Study Protocol for a Feasibility Study of a Novel ACT-based eHealth Psychoeducational Intervention for Students With Mental Distress

Here we propose a protocol for assessing the feasibility and acceptability of a randomised controlled trial (RCT) of an online transdiagnostic psychoeducational intervention called 'A Bite of ACT' (BOA) compared to a waitlist control.

Study Overview

• Status: Completed
• Conditions: A Bite of ACT' (BOA) Acceptance and Commitment Therapy Online Psychoeducation Course; A Wait-list Control
• Intervention / Treatment: Other: 'A Bite of ACT' (BOA)

Detailed Description

Introduction: Recent studies reveal a high prevalence of depression, anxiety, and stress symptoms among university students, highlighting an urgent need for preventative measures at low cost to better support often overwhelmed support services.

Objectives: Here we propose a protocol for assessing the feasibility and acceptability of a randomised controlled trial (RCT) of an online transdiagnostic psychoeducational intervention called 'A Bite of ACT' (BOA) compared to a waitlist control.

Methods and analysis:

A randomised controlled trial with crossover design will be conducted at baseline, and two follow-up periods. The primary outcome measure will be the ACCEPT checklist, while secondary outcomes include measures of wellbeing, depression, anxiety, and stress (DASS21) and a process measure (psychological flexibility AAQII). Qualitative interviews and preliminary health economics analysis will provide additional insights.

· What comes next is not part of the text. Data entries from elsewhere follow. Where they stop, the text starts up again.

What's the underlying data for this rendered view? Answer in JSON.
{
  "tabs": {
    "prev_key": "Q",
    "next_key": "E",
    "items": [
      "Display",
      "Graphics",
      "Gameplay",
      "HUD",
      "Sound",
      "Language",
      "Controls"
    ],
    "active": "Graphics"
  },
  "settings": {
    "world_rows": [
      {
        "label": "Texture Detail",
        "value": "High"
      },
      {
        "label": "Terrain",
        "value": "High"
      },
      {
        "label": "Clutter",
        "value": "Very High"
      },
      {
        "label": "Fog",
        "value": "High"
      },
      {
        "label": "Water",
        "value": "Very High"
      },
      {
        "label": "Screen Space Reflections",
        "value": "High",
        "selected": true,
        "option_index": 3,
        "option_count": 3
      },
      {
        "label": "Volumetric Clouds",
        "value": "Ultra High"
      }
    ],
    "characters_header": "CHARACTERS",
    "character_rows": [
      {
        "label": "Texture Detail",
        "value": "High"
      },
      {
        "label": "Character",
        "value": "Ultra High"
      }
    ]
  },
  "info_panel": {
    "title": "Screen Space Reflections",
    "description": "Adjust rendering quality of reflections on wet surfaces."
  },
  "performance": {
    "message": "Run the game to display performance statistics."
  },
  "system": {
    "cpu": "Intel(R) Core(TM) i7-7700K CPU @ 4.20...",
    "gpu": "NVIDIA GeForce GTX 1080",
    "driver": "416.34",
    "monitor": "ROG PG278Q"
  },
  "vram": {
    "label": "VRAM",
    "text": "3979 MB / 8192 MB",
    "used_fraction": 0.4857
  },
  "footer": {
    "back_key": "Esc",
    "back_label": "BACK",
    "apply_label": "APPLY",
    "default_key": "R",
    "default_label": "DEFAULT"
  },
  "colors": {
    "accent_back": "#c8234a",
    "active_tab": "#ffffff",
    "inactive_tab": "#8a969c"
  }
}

Analysis will focus on descriptive statistics and feasibility outcomes and calculate a treatment effect size to determine sample size needed for any future trial (if indicated).

• Study Type: Interventional
• Enrollment (Actual): 60
• Phase: Not Applicable

Contacts and Locations

Study Locations

• United Kingdom
  • Wales
    • Swansea, Wales, United Kingdom, SA92DP
      • Swansea University

Participation Criteria

Eligibility Criteria

• Ages Eligible for Study: 16 years and older (Adult, Older Adult)
• Accepts Healthy Volunteers: No

Description

Inclusion Criteria:

- 1. Participants will be included in the study if they report any feelings of depression, anxiety, and stress (regardless of severity). Participants with an existing psychological disorder will be eligible for the study as long as they are receiving treatment for the disorder and that this treatment does not change over the duration of the study proposed here. Clear instructions will be provided indicating that our BOA intervention should not be used as an alternative to GP/NHS prescribed medication or psychological interventions such as CBT.

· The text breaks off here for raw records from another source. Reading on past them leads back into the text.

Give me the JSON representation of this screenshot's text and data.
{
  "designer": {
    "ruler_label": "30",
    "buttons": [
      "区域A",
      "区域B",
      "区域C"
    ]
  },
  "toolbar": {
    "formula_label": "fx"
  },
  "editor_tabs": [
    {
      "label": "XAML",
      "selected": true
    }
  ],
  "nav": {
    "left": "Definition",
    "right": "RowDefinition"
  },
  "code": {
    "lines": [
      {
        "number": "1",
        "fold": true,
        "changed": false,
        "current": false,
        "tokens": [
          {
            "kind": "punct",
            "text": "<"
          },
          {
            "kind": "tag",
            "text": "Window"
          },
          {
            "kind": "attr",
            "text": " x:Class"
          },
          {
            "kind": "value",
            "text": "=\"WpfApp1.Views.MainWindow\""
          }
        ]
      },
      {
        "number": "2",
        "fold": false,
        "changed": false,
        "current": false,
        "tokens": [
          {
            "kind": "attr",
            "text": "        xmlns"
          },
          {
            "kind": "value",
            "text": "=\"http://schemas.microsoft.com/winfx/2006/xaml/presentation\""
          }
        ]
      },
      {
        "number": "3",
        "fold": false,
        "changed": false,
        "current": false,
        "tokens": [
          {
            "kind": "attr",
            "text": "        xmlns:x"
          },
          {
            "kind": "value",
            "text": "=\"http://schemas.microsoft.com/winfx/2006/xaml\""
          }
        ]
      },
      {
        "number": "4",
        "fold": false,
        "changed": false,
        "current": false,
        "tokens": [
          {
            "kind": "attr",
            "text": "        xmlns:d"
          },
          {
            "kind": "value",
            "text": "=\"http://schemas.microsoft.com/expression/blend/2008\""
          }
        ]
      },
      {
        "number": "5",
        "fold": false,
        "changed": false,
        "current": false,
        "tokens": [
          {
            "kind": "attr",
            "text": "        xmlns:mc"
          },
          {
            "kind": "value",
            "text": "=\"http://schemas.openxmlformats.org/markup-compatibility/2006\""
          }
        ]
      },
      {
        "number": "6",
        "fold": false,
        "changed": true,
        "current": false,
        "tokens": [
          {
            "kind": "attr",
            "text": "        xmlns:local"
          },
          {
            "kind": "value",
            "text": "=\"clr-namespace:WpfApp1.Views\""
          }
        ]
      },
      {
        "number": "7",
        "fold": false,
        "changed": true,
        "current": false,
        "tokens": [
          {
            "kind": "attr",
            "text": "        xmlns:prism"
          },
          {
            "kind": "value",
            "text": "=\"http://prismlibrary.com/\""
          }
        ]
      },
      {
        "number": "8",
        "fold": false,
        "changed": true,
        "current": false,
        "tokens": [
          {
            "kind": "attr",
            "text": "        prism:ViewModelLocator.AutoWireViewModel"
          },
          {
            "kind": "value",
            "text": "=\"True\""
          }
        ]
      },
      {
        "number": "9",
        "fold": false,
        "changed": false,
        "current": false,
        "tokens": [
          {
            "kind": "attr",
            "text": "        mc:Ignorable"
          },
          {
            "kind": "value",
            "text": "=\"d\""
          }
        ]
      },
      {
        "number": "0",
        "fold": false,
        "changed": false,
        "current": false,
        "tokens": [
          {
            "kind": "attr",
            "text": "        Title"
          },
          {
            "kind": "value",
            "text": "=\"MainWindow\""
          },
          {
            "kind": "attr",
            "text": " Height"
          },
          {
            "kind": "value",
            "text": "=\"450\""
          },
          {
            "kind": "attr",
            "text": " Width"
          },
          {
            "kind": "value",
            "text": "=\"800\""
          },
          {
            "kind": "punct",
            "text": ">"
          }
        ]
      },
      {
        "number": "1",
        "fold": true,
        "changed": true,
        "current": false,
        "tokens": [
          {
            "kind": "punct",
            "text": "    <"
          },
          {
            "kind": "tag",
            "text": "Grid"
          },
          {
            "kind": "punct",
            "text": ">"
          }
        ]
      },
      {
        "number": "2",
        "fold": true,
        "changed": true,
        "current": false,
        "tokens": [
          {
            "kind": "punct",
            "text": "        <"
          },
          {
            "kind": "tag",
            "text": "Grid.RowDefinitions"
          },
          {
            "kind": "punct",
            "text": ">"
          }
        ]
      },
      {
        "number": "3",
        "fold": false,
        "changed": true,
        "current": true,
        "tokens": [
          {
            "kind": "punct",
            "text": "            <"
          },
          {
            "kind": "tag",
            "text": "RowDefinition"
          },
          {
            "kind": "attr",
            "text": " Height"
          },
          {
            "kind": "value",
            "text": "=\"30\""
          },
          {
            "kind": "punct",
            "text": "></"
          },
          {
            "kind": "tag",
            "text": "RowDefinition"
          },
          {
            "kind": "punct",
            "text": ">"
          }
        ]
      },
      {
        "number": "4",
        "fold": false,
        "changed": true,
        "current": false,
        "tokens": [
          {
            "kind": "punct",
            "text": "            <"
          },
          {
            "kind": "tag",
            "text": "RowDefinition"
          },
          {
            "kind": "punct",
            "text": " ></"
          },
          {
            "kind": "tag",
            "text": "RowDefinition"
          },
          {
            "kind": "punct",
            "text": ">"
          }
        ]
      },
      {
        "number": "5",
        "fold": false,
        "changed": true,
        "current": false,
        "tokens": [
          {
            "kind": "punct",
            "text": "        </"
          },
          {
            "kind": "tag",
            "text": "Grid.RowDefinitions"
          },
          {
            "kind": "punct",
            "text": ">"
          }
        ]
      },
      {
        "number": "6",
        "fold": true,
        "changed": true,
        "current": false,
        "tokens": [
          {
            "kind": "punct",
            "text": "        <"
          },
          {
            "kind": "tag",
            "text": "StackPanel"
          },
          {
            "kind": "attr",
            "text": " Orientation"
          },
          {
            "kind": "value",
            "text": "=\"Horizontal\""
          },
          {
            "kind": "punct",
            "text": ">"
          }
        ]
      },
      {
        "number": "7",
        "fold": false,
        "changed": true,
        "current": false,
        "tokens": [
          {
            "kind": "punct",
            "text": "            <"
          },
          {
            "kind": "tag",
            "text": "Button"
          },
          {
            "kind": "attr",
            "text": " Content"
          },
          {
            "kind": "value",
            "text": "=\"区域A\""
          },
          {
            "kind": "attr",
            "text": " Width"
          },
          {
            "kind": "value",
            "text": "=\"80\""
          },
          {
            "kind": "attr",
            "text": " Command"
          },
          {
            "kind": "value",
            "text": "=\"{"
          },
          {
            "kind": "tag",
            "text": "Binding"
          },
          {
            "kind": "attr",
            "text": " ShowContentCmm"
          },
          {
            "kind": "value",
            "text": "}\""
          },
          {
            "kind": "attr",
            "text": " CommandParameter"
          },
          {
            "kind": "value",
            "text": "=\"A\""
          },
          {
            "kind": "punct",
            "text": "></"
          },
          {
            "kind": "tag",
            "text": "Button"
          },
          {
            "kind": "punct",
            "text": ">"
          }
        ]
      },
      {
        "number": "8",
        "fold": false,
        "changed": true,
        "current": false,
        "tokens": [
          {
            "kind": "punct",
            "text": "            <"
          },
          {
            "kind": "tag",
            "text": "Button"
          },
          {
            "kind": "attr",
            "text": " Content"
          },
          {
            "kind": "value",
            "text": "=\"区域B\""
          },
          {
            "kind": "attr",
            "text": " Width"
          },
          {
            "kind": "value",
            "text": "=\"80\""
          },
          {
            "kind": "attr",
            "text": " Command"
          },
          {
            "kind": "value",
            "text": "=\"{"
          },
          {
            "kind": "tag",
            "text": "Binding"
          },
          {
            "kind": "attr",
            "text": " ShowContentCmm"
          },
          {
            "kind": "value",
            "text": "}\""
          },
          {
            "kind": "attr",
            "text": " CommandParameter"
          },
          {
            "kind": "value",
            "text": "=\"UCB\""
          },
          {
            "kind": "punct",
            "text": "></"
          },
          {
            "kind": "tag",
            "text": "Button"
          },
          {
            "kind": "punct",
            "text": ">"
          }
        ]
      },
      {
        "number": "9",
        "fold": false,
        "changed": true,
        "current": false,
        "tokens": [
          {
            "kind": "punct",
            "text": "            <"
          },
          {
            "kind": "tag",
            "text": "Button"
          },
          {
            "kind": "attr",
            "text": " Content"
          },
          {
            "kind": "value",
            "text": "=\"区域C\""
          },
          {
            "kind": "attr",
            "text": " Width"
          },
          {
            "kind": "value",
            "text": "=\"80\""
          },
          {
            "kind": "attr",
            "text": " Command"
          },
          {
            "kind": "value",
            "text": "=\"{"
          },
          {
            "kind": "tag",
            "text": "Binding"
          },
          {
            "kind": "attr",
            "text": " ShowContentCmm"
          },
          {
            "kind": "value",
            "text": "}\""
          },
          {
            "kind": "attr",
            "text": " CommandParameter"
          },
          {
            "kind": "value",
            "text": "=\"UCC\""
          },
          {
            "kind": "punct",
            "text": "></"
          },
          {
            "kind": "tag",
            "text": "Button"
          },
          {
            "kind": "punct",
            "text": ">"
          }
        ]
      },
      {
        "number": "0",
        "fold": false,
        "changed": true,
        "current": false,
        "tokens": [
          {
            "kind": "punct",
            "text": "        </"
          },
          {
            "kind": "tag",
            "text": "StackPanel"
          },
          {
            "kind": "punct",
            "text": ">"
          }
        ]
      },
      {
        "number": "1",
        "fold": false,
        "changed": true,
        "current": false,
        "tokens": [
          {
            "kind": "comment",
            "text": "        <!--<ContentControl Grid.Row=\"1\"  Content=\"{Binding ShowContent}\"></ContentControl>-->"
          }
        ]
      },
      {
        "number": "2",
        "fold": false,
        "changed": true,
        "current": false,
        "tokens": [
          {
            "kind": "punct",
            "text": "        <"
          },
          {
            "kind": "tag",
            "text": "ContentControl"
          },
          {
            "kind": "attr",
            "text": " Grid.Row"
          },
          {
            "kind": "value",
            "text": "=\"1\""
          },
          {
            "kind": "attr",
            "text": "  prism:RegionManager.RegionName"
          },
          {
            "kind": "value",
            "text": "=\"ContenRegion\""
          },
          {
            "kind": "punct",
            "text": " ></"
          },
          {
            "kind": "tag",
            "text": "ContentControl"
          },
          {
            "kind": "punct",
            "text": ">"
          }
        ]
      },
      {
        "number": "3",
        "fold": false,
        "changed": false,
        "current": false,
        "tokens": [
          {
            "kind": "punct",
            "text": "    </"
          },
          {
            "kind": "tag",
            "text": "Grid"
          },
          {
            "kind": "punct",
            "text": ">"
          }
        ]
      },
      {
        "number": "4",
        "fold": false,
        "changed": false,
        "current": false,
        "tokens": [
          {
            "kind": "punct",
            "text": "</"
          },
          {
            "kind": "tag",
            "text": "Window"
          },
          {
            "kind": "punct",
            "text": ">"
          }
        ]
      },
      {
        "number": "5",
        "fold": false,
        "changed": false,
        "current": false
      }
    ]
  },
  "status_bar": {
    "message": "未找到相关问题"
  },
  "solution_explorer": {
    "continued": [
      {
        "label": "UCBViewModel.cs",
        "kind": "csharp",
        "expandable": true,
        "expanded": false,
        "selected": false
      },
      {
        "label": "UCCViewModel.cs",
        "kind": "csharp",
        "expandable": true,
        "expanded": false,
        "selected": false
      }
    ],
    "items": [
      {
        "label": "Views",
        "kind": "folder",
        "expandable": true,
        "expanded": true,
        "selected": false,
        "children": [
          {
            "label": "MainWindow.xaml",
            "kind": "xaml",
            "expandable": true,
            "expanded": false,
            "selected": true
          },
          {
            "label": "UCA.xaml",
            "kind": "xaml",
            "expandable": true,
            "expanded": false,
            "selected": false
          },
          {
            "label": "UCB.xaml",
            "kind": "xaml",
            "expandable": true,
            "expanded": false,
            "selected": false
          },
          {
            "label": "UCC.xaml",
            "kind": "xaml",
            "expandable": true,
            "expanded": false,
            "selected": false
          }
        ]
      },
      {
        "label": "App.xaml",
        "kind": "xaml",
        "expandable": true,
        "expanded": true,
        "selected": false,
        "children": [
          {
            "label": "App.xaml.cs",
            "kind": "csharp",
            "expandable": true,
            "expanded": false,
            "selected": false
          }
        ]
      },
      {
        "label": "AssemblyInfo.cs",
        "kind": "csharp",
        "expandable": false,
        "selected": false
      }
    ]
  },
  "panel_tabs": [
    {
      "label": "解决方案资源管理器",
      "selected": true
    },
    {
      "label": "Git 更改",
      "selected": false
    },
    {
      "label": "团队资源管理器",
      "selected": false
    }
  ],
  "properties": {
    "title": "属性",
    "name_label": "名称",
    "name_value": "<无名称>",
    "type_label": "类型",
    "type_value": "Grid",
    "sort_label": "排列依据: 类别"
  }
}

2. Participants will need normal or corrected to normal vision and to be able to read and write English.

Exclusion Criteria:

- 1. Participants will be excluded if they do not have mental distress as stated above.

2. Participants will be excluded if they do not have normal or corrected to normal vision and to be able to read and write English.

Study Plan

How is the study designed?

Design Details

• Primary Purpose: Treatment
• Allocation: Randomized
• Interventional Model: Crossover Assignment
• Masking: Quadruple

Number of Arms

2

Arms and Interventions

Participant Group / Arm	Intervention / Treatment
No Intervention: Waitlist control; This is a group who are waiting for treatment (the control group)
Experimental: BOA online intervention; The is the group who are receiving the BOA online intervention.	Other: 'A Bite of ACT' (BOA); An online Acceptance and Commitment Therapy transdiagnostic psychoeducational intervention called 'A Bite of ACT' (BOA)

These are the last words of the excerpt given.